DES MOINES, Iowa -- It is 1,134 miles and 53 years since Jerome Schlicter, a teacher, walked into my eighth-grade classroom and held up The New York Times. The headline read, "High Court Bans School Segregation," and it ran clear across the top of the page. It was very rare to see such a headline, Schlicter told us, and we sat, the boys with ties, the girls with dresses, feeling somehow a part of history ourselves. I had that same feeling here the other day.

The event was the joint appearance of Oprah Winfrey and Barack Obama at the Hy-Vee Hall here before an estimated 18,500 people, the vast majority of them -- the very vast majority of them -- white. They screamed first for Michelle Obama, incredibly slim and very stylish, and then -- louder, much louder -- for Oprah and then, as if it were not possible, in equal decibels for Obama, youthful, trim, sleek, a Mercury carrying an important message: himself.

You could look up at the stage, at the immense crowd, and marvel at it all. Here in the heartland of a nation founded on the twin principles of freedom and slavery, here in the middle of an America once so racist that blacks in the South could not even try on shoes before buying them, was the most powerful media personality of our times, a black woman. Next to her stood the possible Democratic presidential nominee, a black man. And to the audience none of that mattered. Or so it seemed.

History, like light itself, is unfelt. The wonder of Oprah -- two African-Americans who have managed to uncouple "African" from "American" -- is hardly noticed. Jerry Schlicter would not have believed it.

At the moment, the prudent would call the Iowa race a dead heat -- Obama, Hillary Clinton and John Edwards all plus-or-minus within the statistical margin of error. But that is not quite the case. It is Obama who is gaining in the latest polls, Clinton is slipping, and Edwards is treading water. Somewhat the same process is under way in New Hampshire, where again Obama is coming on strong.

I think of Mikhail Gorbachev, a truly historic figure reduced to endorsing Louis Vuitton leather products in a now-famous print ad. I superimpose Hillary's face on Gorby's body. Here is another historic figure -- former first lady, U.S. senator, and the first really serious female presidential candidate. Yet somehow, she has become the personification of the status quo, a stale establishment figure.

The Democratic debate in Philadelphia two months ago might have produced a lethal sound bite: Hillary waffling on driver's licenses for illegal immigrants. Edwards pounced. There, the real Hillary -- not real at all. Then husband Bill had to say he was always against the Iraq War and it all came back in a rush -- the caricature of Clinton as a fairground slickster, hiding the truth under swiftly moving shells, and of Hillary the unknowable, calculating and cold. The consequences were almost immediate: She dipped. Obama rose.

Is it over? The formulaic phrase is that anything can happen. Still early yet. But it's not. The Iowa caucuses are Jan. 3, soon.
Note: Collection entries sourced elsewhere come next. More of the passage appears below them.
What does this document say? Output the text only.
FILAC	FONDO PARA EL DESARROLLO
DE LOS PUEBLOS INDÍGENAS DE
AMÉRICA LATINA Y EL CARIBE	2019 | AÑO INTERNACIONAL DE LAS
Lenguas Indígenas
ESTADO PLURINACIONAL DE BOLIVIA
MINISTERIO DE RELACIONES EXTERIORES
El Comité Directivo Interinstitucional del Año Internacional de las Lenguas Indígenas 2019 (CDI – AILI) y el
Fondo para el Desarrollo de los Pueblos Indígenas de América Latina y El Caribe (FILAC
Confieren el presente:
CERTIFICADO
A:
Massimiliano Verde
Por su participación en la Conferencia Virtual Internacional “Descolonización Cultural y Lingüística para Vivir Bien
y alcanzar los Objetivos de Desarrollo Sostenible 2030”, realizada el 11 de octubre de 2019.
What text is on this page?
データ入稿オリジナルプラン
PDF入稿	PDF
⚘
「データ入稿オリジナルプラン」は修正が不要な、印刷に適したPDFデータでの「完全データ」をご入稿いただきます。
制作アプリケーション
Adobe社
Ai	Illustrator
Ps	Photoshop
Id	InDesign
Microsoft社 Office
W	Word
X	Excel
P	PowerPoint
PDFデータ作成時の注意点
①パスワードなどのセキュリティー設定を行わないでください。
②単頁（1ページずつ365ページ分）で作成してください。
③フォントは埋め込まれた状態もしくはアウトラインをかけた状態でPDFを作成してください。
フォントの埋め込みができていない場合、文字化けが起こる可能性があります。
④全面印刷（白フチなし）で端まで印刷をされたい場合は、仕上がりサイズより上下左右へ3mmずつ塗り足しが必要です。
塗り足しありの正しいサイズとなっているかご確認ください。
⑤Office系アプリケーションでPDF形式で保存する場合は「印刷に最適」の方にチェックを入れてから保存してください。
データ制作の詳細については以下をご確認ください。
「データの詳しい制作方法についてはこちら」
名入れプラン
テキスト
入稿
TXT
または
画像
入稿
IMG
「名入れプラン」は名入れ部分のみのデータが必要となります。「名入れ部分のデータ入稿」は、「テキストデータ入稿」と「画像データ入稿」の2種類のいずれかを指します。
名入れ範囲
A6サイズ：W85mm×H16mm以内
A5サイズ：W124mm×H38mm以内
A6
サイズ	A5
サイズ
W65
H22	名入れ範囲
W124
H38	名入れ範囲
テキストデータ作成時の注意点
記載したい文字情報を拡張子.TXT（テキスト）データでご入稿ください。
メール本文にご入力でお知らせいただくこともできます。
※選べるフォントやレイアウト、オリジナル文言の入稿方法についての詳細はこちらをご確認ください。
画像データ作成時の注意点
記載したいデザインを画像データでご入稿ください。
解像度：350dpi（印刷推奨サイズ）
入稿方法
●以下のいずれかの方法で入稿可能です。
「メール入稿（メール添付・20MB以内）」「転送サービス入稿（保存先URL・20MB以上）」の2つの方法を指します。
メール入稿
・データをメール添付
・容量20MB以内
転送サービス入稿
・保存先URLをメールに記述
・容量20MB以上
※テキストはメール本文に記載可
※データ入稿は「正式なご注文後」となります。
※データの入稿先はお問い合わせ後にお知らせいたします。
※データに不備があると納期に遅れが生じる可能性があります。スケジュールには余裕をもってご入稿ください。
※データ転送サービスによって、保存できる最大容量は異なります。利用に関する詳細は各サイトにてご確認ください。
And sooner still comes the Christmas hiatus, with the good chance that everything will be placed on hold. So the polling numbers a week from now will be the polling numbers around New Year's Day.

There is no doubt that the zeitgeist whispers the name Obama, that he electrified the crowd here with a passionate speech and that it was impossible, if not historically irresponsible to look at that platform -- three African-Americans -- and at the immense and mostly white crowd and not feel that something big was happening. Obama's banner captured that: "Change we can believe in."

It has taken 1,134 miles and 53 years, but just as it was with the newspaper that Jerry Schlicter held up, this was a change that did not require belief. You could see it.